Design and Engineering Pin Ovens
Pin Ovens are used in the beverage container industry (Metal Decorating). Aluminum and/or steel cans are base coated and decorated on the outside with the identifying product logo. (Coke, Pepsi, Budweiser, etc.) Typically, the cans are decorated (printed) on high-speed, multi-color printers. From the printer, the cans are transferred to a “Pin Chain” to carry the can through the dry/cure and cool oven system.
A pin chain is a roller chain with a pin attachment on the side usually 6 or 7 inches long. The pin has a “pin tip” that is suited for the can it is to carry. This unique chain provides the transporting of the can by inserting the pin into the can and not having any outside surface touched in the process. This pin chain travels at over 800 feet per minute.

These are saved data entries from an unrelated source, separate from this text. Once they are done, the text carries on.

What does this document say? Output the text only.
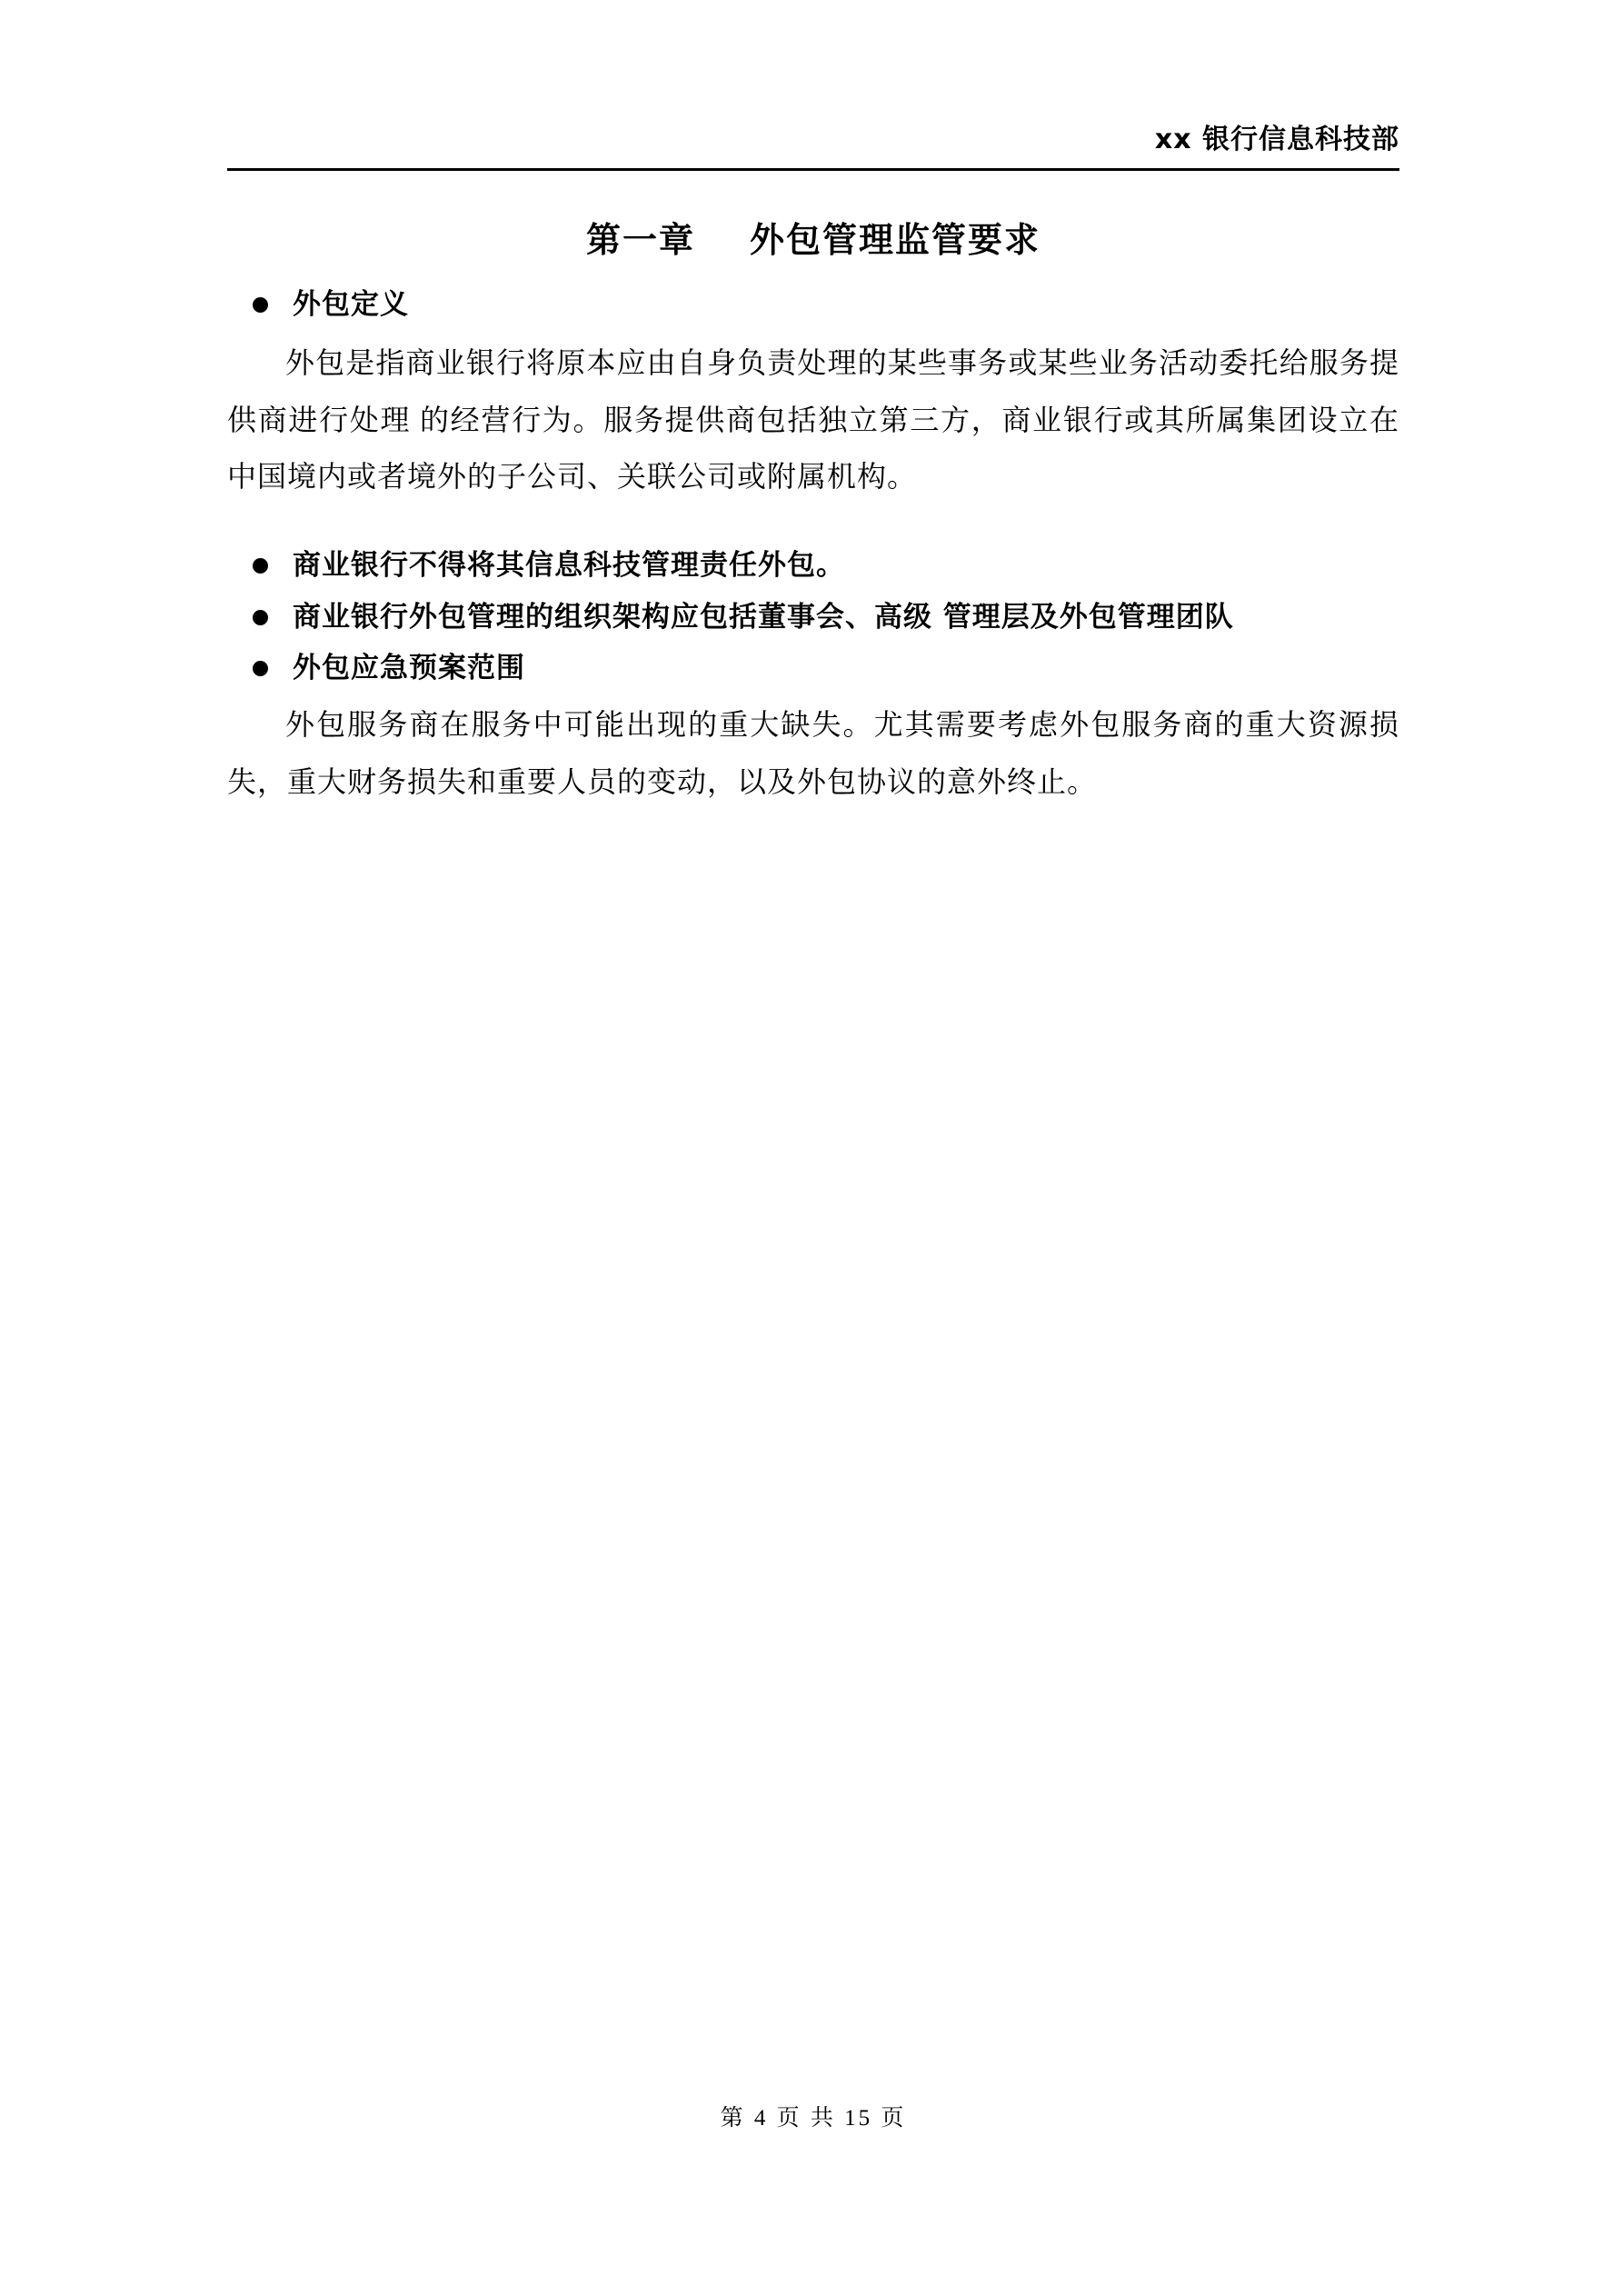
xx 银行信息科技部
第一章 外包管理监管要求
外包定义

外包是指商业银行将原本应由自身负责处理的某些事务或某些业务活动委托给服务提供商进行处理 的经营行为。服务提供商包括独立第三方，商业银行或其所属集团设立在中国境内或者境外的子公司、关联公司或附属机构。

商业银行不得将其信息科技管理责任外包。
商业银行外包管理的组织架构应包括董事会、高级 管理层及外包管理团队
外包应急预案范围

外包服务商在服务中可能出现的重大缺失。尤其需要考虑外包服务商的重大资源损失，重大财务损失和重要人员的变动，以及外包协议的意外终止。

第 4 页 共 15 页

Beverage cans come in a variety of sizes. Some are very tall and narrow, and some are short and wide, and all combinations in between. The Pin Oven must be designed to handle the variety of shapes as well as the variations of decorating used on the can.
Pin ovens are built on a slight angle to help keep the cans on the pins as they travel a serpentine path through the oven and cooler. The high speed and tight turns required to meet high production have been the driving force in the design of the pin oven. The stability of the can is imperative to prevent damage to the decorating or the can itself.
A very precisely engineered air delivery system is used to apply heated process air to the can. The air must be sufficient enough to reach the entire surface of the can and uniform enough to maintain the stability of the can. Pin ovens are “zoned” to provide the proper time-temperature profile needed for the intricate decorative coatings used.
Exhaust fan volumes and locations of pick-up points are consistent with maintaining the delicate balance of the oven chambers and the stability of the cans.
After the cans complete the dry/cure cool cycle, they must be removed from the pins. The FECO “Pin Stripper” is mounted to the end of the pin oven where it “strips” the can from the pin chain and transfers the can to a flat conveyor.